Sculpture in Columbus, Ohio, U.S.

The Arvin J. Alexander Memorial is a 1991 memorial commemorating the lawyer and politician of the same name by Carl Faehnle, installed in Columbus, Ohio's Alexander AEP Park, in the United States.

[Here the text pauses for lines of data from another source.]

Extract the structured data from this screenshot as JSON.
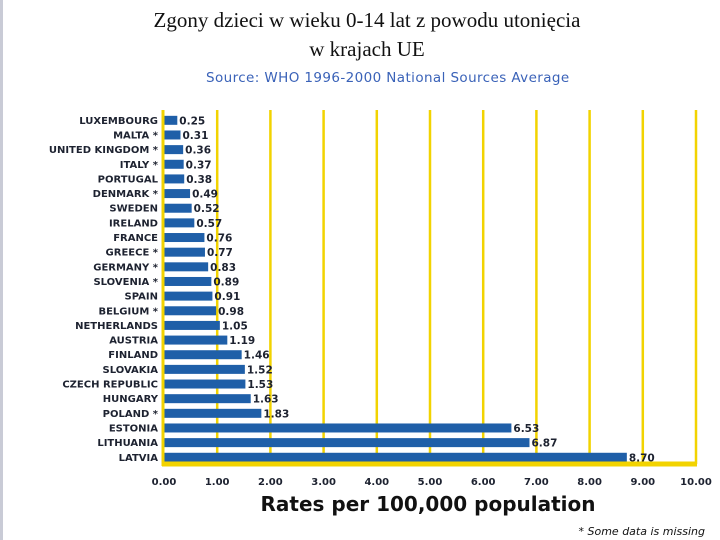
{
  "slide": {
    "title_line1": "Zgony dzieci w wieku 0-14 lat z powodu utonięcia",
    "title_line2": "w krajach UE"
  },
  "colors": {
    "bar": "#1f5fa8",
    "gridline": "#f2d300",
    "axis": "#f2d300"
  },
  "chart_data": {
    "type": "bar",
    "orientation": "horizontal",
    "subtitle": "Source:  WHO  1996-2000 National Sources Average",
    "xlabel": "Rates per 100,000 population",
    "ylabel": "",
    "xlim": [
      0,
      10
    ],
    "x_ticks": [
      "0.00",
      "1.00",
      "2.00",
      "3.00",
      "4.00",
      "5.00",
      "6.00",
      "7.00",
      "8.00",
      "9.00",
      "10.00"
    ],
    "grid": "vertical",
    "footnote": "* Some data is missing",
    "categories": [
      "LUXEMBOURG",
      "MALTA *",
      "UNITED KINGDOM *",
      "ITALY *",
      "PORTUGAL",
      "DENMARK *",
      "SWEDEN",
      "IRELAND",
      "FRANCE",
      "GREECE *",
      "GERMANY *",
      "SLOVENIA *",
      "SPAIN",
      "BELGIUM *",
      "NETHERLANDS",
      "AUSTRIA",
      "FINLAND",
      "SLOVAKIA",
      "CZECH REPUBLIC",
      "HUNGARY",
      "POLAND *",
      "ESTONIA",
      "LITHUANIA",
      "LATVIA"
    ],
    "values": [
      0.25,
      0.31,
      0.36,
      0.37,
      0.38,
      0.49,
      0.52,
      0.57,
      0.76,
      0.77,
      0.83,
      0.89,
      0.91,
      0.98,
      1.05,
      1.19,
      1.46,
      1.52,
      1.53,
      1.63,
      1.83,
      6.53,
      6.87,
      8.7
    ],
    "value_labels": [
      "0.25",
      "0.31",
      "0.36",
      "0.37",
      "0.38",
      "0.49",
      "0.52",
      "0.57",
      "0.76",
      "0.77",
      "0.83",
      "0.89",
      "0.91",
      "0.98",
      "1.05",
      "1.19",
      "1.46",
      "1.52",
      "1.53",
      "1.63",
      "1.83",
      "6.53",
      "6.87",
      "8.70"
    ]
  }
}
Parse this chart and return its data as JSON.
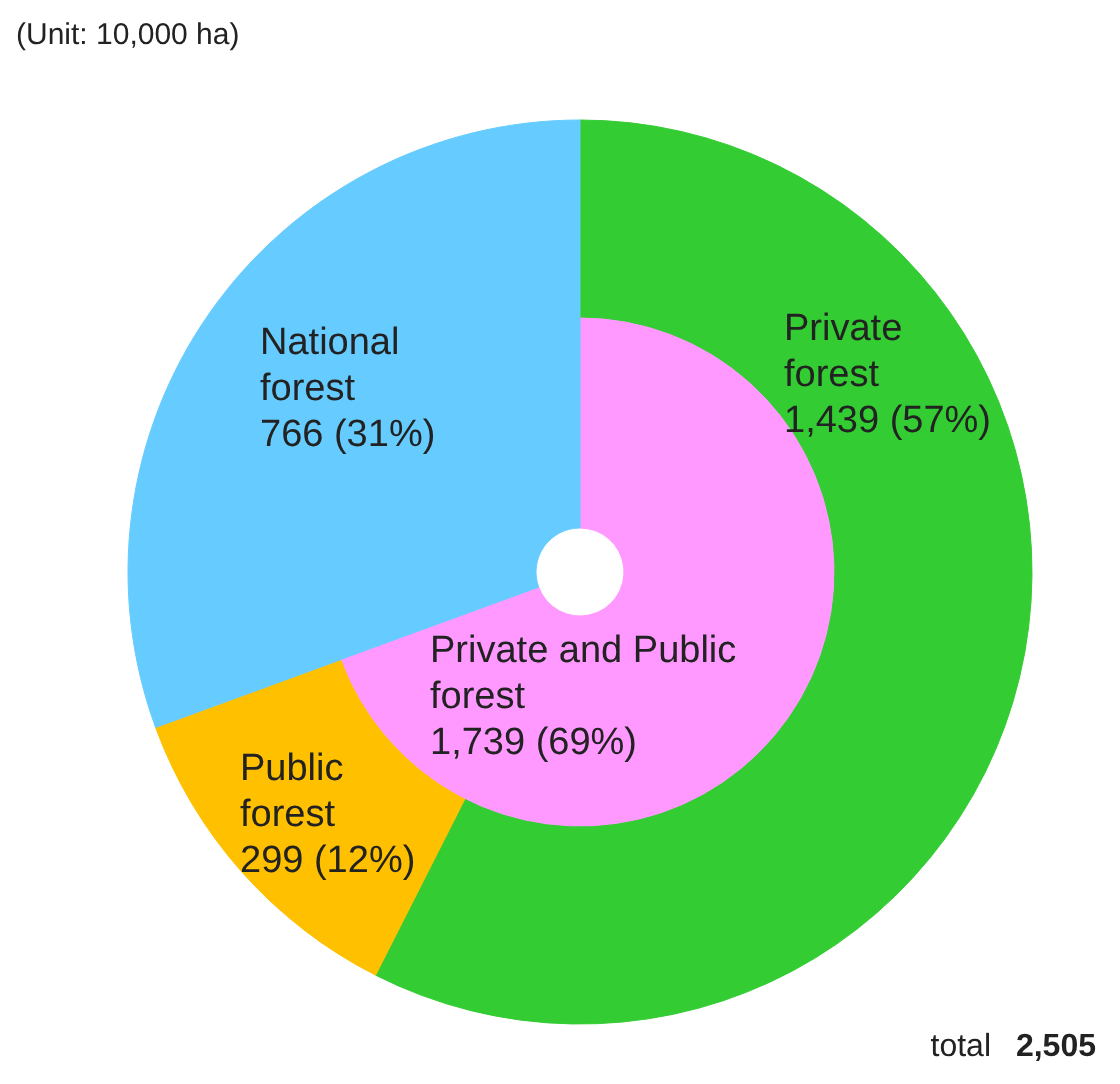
{
  "chart_data": [
    {
      "type": "donut",
      "title": "(Unit: 10,000 ha)",
      "categories": [
        "Private forest",
        "Public forest",
        "National forest"
      ],
      "values": [
        1439,
        299,
        766
      ],
      "colors": [
        "#33cc33",
        "#ffc000",
        "#66ccff"
      ],
      "value_labels": [
        "1,439 (57%)",
        "299 (12%)",
        "766 (31%)"
      ],
      "annotations": [
        "total 2,505"
      ]
    },
    {
      "type": "donut",
      "categories": [
        "Private and Public forest",
        null
      ],
      "values": [
        1739,
        766
      ],
      "colors": [
        "#ff99ff",
        "#66ccff"
      ],
      "value_labels": [
        "1,739 (69%)",
        null
      ]
    }
  ]
}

==Description and history==
The abstract pink granite memorial features three angular elements, one of which has a metal plaque with the inscription:
ALEXANDER PARK / THIS PARK IS / DEDICATED TO / ARVIN J. ALEXANDER / 1909–1984 / TO HONOR AND PRESERVE THE MEMORY OF A COMPLETE AND TRUE FRIEND OF COLUMBUS, DISTINGUISHED LAWYER AND PRESIDENT OF CITY COUNCIL HE WORKED UNCEASINGLY AND SELFLESSLY TO PROMOTE THE BEST INTERESTS OF HIS BELOVED CITY BY GENERATING RESPECTFUL, NON-PARTISAN CONSENSUS. DETERMINED MAN OF VISION, ARVIN ALEXANDER TYPIFIED THE SPIRIT OF COLUMBUS. DONATED BY THE AMERICAN ELECTRIC POWER AND COLUMBUS SOUTHERN POWER

The geometric sculpture measures approximately 8 ft x 3.5 ft x 8 in, and rests on a concrete base approximately 3 ft wide with a diameter of 18 in. The center element is polished and the other two have a matte finish.

The piece was surveyed by the Smithsonian Institution's "Save Outdoor Sculpture!" program in 1992.